5. Intergovernmental Review (E. O.
12372) This initiative is not subject to intergovernmental review. Use of Common Data Elements in NIH-funded Research Many NIH ICs encourage the use of common data elements (CDEs) in basic, clinical, and applied research, patient registries, and other human subject research to facilitate broader and more effective use of data and advance research across studies.
CDEs are data elements that have been identified and defined for use in multiple data sets across different studies. Use of CDEs can facilitate data sharing and standardization to improve data quality and enable data integration from multiple studies and sources, including electronic health records.

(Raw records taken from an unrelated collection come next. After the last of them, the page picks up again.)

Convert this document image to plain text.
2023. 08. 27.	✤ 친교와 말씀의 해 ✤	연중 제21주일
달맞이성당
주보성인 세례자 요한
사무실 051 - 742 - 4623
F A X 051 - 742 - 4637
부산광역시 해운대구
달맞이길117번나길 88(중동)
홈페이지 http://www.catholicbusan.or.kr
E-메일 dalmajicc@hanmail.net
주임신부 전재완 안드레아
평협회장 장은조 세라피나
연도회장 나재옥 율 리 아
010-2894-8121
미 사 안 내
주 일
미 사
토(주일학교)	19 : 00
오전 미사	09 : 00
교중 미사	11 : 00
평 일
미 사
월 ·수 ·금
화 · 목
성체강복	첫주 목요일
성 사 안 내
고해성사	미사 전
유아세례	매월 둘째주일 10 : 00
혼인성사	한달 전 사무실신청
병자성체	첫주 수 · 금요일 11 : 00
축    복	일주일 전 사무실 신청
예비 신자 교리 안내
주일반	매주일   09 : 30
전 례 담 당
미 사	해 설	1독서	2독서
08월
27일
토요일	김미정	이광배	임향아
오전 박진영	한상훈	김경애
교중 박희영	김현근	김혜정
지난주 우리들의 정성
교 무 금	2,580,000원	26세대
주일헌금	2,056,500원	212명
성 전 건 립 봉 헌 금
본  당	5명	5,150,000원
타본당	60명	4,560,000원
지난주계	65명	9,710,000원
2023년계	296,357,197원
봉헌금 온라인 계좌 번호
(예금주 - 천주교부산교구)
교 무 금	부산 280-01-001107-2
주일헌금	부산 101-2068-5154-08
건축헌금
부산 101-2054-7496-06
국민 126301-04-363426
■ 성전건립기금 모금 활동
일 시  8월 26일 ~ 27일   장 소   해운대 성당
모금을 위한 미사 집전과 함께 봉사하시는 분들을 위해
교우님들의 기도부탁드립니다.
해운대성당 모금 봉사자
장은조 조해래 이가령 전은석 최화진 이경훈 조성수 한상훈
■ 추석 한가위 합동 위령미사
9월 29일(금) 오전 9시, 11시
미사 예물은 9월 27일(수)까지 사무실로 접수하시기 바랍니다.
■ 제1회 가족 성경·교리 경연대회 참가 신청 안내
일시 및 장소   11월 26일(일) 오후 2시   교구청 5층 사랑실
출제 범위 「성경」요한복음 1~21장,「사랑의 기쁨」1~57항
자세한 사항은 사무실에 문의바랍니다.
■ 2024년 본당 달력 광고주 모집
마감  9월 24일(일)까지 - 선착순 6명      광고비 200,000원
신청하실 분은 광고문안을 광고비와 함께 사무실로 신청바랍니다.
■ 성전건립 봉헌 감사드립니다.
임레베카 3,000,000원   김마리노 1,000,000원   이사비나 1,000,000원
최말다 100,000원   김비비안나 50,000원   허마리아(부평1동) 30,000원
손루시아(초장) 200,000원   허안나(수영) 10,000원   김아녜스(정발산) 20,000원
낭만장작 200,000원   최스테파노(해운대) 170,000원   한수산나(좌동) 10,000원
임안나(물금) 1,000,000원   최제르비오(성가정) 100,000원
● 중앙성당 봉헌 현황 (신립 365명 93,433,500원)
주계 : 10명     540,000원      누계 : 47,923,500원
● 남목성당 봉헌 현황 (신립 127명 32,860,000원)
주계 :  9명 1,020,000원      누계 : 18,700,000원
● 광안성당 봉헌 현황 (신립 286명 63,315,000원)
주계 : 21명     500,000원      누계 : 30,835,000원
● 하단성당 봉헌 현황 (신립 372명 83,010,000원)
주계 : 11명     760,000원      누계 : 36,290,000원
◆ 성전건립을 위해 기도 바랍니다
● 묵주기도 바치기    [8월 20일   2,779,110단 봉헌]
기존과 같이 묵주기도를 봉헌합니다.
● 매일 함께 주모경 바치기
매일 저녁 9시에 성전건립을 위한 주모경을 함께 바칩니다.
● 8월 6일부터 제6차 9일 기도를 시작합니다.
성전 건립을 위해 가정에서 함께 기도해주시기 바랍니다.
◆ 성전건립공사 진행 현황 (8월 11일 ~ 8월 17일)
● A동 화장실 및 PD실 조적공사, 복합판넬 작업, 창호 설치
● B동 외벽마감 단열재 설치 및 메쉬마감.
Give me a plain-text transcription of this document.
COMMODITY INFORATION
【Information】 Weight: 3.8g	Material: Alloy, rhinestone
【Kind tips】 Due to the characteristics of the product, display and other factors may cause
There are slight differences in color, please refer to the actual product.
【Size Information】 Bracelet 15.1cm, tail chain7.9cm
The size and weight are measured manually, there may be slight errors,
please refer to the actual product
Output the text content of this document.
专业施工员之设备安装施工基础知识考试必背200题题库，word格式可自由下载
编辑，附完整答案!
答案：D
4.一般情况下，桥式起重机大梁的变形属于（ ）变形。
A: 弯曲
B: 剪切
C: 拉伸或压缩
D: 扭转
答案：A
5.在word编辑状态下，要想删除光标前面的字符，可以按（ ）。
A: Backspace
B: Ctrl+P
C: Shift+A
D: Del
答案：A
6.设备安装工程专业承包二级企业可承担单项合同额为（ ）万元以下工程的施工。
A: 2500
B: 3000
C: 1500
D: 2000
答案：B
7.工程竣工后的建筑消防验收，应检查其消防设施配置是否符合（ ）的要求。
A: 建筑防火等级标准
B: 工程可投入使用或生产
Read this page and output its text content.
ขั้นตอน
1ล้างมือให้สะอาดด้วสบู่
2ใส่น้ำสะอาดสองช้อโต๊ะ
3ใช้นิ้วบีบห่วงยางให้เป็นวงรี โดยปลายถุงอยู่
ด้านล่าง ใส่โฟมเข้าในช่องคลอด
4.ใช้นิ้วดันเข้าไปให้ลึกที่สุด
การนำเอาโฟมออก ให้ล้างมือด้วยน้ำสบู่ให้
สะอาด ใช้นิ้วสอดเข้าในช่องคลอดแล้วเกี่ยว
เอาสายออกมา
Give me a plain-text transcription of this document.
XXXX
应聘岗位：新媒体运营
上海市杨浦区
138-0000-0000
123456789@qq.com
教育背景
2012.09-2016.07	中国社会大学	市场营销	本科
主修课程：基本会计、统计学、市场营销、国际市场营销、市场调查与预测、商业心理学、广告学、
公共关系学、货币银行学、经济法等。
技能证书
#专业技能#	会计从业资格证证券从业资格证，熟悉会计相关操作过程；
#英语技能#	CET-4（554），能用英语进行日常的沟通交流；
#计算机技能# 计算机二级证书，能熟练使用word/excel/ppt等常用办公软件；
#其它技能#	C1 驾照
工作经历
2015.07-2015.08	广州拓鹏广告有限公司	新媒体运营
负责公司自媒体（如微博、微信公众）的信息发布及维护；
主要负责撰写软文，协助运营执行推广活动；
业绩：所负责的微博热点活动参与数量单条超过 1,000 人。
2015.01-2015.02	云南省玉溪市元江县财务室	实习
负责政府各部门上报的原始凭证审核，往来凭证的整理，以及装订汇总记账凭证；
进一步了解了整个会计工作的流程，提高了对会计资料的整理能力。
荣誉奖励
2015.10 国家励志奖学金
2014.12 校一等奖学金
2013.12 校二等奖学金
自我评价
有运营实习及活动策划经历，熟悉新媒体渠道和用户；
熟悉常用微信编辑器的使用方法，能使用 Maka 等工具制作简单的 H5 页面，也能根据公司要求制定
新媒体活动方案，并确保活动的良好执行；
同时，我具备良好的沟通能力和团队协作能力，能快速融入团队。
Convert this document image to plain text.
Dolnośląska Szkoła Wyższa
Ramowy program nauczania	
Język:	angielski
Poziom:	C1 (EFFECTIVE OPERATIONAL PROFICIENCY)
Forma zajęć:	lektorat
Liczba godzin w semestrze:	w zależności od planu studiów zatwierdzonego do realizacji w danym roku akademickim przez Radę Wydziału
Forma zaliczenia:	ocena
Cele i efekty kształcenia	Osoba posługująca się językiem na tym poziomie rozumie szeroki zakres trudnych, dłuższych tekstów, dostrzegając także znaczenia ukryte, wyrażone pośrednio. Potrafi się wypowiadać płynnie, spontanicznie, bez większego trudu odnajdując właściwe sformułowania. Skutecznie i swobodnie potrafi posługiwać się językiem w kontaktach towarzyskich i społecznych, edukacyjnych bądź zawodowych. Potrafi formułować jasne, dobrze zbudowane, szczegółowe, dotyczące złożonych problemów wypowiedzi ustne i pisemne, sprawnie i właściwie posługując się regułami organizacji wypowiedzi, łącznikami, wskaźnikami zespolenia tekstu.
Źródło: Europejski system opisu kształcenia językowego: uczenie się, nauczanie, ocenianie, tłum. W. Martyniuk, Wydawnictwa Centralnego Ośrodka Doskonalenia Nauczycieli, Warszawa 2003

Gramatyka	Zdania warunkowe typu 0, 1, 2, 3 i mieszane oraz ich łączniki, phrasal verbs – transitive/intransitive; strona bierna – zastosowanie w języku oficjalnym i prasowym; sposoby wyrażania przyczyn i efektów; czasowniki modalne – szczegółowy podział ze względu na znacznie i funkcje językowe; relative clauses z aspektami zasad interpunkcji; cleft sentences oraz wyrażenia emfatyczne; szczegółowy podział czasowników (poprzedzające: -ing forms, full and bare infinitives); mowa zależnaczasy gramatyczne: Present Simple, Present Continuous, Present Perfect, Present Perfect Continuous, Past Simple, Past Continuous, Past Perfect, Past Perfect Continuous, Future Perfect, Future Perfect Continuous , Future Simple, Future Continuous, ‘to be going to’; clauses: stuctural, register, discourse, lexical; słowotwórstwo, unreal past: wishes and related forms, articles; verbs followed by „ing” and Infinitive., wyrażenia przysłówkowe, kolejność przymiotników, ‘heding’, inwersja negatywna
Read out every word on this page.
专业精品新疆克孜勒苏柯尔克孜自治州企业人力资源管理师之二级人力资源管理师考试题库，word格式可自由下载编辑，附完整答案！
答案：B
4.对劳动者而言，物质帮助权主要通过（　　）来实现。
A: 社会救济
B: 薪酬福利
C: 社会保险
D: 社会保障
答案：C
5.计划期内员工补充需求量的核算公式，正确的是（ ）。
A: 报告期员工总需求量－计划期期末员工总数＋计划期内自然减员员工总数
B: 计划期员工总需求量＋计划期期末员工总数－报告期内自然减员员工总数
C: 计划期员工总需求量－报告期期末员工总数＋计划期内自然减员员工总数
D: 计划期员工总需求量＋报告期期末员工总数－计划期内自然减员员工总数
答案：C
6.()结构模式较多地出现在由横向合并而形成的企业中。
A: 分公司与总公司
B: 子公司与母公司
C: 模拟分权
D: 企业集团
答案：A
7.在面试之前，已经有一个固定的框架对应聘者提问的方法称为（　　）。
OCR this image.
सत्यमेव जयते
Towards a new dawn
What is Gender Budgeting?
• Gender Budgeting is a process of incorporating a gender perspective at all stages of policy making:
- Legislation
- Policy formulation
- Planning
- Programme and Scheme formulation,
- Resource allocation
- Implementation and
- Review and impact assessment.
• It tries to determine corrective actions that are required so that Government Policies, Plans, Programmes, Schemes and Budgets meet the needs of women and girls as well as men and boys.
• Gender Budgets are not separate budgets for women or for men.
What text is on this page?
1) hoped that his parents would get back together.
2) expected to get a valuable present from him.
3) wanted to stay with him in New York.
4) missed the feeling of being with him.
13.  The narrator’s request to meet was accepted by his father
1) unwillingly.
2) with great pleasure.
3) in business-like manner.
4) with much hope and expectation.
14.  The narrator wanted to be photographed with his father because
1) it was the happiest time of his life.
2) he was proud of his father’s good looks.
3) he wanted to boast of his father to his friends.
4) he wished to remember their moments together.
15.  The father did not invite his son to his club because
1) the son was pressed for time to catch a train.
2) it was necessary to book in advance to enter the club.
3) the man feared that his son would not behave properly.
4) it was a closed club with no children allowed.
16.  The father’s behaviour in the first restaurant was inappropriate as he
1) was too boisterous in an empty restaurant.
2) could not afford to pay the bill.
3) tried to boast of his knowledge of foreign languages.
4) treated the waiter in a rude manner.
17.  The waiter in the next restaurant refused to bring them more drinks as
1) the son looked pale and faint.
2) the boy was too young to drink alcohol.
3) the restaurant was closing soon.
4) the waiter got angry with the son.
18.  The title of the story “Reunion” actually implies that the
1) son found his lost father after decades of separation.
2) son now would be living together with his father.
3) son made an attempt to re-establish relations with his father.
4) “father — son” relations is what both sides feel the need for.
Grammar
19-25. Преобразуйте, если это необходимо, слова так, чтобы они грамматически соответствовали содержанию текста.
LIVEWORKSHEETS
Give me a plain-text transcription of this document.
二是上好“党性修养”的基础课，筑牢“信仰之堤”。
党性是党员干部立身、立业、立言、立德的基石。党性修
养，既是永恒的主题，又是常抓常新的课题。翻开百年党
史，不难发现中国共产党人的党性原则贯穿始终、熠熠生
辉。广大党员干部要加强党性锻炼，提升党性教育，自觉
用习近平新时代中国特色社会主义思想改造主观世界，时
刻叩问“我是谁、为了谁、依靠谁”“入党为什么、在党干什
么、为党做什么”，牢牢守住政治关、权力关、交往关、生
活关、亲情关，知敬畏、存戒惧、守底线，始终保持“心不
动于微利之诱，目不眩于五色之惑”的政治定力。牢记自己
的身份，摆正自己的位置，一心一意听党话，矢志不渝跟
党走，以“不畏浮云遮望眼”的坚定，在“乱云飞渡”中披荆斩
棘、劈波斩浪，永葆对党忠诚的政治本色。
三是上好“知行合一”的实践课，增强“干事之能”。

NIH ICs have identified CDEs for many clinical domains (e.g., neurological disease), types of studies (e.g. genome-wide association studies (GWAS)), types of outcomes (e.g., patient-reported outcomes), and patient registries (e.g., the Global Rare Diseases Patient Registry and Data Repository). NIH has established a Common Data Element (CDE) Resource Portal" ( http://cde. nih.
gov/ ) to assist investigators in identifying NIH-supported CDEs when developing protocols, case report forms, and other instruments for data collection.
Based on current listing details, eligibility includes: Nonprofits, Universities, State/local governments, For-profits, Small businesses, Individuals Applicants should confirm final requirements in the official notice before submission.
Current published award information indicates Varies Always verify allowable costs, matching requirements, and funding caps directly in the sponsor documentation.
The current target date is rolling deadlines or periodic funding windows. Build your timeline backwards from this date to cover registrations, approvals, attachments, and final submission checks.
Federal grant success rates typically range from 10-30%, varying by agency and program. Build a strong proposal with clear objectives, measurable outcomes, and a well-justified budget to improve your chances.
Requirements vary by sponsor, but typically include a project narrative, budget justification, organizational capability statement, and key personnel CVs. Check the official notice for the complete list of required attachments.
Yes — AI tools like Granted can help research funders, draft proposal sections, and check compliance. However, always review and customize AI-generated content to reflect your organization's unique strengths and the specific requirements of the solicitation.
Review timelines vary by funder. Federal agencies typically take 3-6 months from submission to award notification. Foundation grants may be faster, often 1-3 months. Check the program's timeline in the official solicitation for specific dates.
Many federal programs offer multi-year funding or allow competitive renewals. Check the official solicitation for continuation and renewal policies. Non-competing continuation applications are common for multi-year awards.